Then the value is adjusted by multiplying the reference value by a string of
factors. The applicable adjustment factors for sawn lumber were given in
Table 6.5, and for GLULAM in Table 6.6 and for LVL in Table 6.7.
For sawn lumber, the adjusted reference bending design value is
restated as
Fbn′ = φFbλC M CtCFCrC fu CiCL K F
(7.2)
For GLULAM and SCL, the adjusted reference bending design value is
restated as
Fbn′ = φFbλC M CtCcC fu (Cv or CL )K F
Figure 7.1 Buckling
due to compression.
(7.3)
where
Fb is the tabular reference bending design value
ϕ is the resistance factor for bending = 0.85
λ is the time factor (Table 6.2)
CM is the wet-service factor
Ct is the temperature factor
CF is the size factor
Cr is the repetitive member factor
Cfu is the flat use factor
Ci is the incision factor
CL is the beam stability factor
Cc is the curvature factor
Cv is the volume factor
KF is the format conversion factor = 2.16/ϕ
Using the assessed value of Fbn′ , from Equations 7.2 or 7.3, based on the adjustment factors
known initially, the required section modulus, S is determined from Equation 7.1 and a trial section
is selected having the section modulus S higher than the computed value.
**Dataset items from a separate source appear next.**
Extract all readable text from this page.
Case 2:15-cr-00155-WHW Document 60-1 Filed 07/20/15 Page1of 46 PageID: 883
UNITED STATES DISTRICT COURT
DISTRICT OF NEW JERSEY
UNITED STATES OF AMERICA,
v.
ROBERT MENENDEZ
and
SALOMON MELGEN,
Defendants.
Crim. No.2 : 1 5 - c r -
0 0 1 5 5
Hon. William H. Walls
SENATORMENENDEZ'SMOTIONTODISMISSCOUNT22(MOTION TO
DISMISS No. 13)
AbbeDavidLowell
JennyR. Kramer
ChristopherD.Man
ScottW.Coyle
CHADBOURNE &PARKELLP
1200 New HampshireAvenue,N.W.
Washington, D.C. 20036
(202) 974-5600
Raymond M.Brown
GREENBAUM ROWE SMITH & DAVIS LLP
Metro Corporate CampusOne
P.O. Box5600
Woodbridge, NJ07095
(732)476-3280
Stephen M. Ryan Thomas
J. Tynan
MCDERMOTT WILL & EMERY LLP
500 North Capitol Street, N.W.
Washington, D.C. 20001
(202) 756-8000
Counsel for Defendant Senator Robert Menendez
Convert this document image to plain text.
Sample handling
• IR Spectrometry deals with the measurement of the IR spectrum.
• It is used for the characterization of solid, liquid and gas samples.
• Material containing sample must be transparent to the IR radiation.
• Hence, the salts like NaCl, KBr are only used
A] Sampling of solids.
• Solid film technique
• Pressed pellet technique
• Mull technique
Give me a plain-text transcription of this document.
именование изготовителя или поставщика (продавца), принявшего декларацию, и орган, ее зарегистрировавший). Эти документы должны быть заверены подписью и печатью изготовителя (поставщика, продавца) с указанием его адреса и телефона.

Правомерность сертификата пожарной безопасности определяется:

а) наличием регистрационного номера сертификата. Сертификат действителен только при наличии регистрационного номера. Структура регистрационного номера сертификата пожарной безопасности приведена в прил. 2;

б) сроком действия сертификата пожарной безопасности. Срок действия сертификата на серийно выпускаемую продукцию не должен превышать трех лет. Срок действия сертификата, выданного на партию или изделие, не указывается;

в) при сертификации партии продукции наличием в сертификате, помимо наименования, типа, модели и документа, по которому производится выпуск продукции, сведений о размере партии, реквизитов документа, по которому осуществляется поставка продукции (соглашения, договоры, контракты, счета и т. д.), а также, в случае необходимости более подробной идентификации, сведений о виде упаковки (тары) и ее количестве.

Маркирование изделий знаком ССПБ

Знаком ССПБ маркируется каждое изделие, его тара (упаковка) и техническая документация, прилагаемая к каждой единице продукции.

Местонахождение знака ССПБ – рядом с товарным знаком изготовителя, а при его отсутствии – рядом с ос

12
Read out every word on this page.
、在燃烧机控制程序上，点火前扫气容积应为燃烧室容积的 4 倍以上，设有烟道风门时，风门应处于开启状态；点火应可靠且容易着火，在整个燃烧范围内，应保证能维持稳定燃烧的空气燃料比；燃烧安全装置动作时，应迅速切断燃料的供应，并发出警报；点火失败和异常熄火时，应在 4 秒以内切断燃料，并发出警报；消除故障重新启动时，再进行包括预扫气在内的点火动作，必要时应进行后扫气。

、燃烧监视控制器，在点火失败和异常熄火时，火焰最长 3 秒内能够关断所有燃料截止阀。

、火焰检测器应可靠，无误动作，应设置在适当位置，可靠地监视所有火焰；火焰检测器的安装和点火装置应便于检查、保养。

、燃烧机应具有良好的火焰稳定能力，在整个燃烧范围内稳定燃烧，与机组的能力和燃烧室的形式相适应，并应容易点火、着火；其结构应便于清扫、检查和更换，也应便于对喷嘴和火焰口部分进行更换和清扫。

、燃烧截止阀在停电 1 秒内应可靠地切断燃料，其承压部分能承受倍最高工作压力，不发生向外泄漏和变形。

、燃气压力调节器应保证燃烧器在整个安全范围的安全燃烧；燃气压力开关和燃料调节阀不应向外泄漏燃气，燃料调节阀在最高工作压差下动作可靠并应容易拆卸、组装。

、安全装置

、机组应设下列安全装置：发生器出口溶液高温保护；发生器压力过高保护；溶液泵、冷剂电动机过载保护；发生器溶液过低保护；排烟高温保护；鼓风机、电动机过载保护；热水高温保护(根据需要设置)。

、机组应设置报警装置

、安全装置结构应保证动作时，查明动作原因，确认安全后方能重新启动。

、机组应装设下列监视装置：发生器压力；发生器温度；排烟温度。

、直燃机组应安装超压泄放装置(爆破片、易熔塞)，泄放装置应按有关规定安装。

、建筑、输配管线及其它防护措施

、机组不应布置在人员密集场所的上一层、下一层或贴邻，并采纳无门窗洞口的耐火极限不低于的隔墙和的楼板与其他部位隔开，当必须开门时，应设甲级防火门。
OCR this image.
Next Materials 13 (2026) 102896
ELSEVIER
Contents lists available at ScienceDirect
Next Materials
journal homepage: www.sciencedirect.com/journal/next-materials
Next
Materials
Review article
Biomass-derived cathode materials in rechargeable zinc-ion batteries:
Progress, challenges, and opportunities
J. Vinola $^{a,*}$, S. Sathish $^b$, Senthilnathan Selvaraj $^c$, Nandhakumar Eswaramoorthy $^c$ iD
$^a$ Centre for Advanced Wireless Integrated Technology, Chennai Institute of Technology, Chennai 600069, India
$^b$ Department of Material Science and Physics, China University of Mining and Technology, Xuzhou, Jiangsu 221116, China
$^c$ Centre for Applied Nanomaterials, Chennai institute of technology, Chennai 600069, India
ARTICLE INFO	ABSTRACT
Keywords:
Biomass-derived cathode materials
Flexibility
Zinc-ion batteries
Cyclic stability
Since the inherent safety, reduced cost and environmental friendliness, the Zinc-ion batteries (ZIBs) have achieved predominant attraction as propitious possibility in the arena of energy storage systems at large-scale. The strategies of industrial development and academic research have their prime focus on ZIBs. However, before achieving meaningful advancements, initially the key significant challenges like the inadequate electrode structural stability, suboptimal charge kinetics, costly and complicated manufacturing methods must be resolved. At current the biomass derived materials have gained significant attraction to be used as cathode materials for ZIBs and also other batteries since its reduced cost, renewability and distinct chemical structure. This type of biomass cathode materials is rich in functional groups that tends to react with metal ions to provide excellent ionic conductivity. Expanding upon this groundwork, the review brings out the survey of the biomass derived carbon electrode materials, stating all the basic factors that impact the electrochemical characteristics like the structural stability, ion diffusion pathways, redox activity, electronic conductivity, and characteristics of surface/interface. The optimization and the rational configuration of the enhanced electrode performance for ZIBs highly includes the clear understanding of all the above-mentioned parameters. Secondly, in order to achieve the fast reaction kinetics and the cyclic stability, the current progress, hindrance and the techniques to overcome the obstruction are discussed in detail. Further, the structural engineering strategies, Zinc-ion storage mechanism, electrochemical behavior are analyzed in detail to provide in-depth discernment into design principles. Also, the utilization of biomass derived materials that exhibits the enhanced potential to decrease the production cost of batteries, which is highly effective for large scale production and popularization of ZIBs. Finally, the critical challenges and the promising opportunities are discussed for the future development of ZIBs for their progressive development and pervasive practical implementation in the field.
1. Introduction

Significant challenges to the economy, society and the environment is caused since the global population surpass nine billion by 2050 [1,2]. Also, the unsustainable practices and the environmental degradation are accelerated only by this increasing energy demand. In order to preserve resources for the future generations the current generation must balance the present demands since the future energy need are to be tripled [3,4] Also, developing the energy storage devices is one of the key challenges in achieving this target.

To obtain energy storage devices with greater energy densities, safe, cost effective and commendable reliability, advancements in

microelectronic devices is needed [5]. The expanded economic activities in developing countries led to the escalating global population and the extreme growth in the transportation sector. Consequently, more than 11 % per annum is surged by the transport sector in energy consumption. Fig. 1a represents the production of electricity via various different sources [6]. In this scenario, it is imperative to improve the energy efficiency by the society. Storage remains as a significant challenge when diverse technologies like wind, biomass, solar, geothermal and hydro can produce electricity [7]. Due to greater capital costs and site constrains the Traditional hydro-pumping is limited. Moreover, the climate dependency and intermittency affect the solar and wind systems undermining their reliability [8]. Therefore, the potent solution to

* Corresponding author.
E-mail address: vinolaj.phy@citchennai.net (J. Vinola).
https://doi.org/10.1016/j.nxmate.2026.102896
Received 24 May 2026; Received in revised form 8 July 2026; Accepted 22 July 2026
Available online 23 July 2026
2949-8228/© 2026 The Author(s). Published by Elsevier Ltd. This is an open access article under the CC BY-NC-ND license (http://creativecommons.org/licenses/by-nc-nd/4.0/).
In the beginning, some
section-dependent factors such as CF, Cv, and CL will not be known while the others such as λ, KF,
and ϕ will be known. The design is performed considering all possible load combinations along with
the relevant time factor. If loads are of one type only, i.e., all vertical or all horizontal, the highest
value of the combined load divided by the relevant time factor determines which combination is
critical for design.
Based on the trial section, all adjustment factors including CL are then computed and the magnitude of Fbn′ is reassessed. A revised S is obtained from Equation 7.1 and the trial section is modified,
if necessary.
Beam Stability Factor, CL
As stated earlier, the compression stress, besides causing an axial deformation, can cause a lateral
deformation if the compression zone of the beam is not braced against the lateral movement. In the
presence of the stable one-half tensile portion, the buckling in the plane of loading is prevented.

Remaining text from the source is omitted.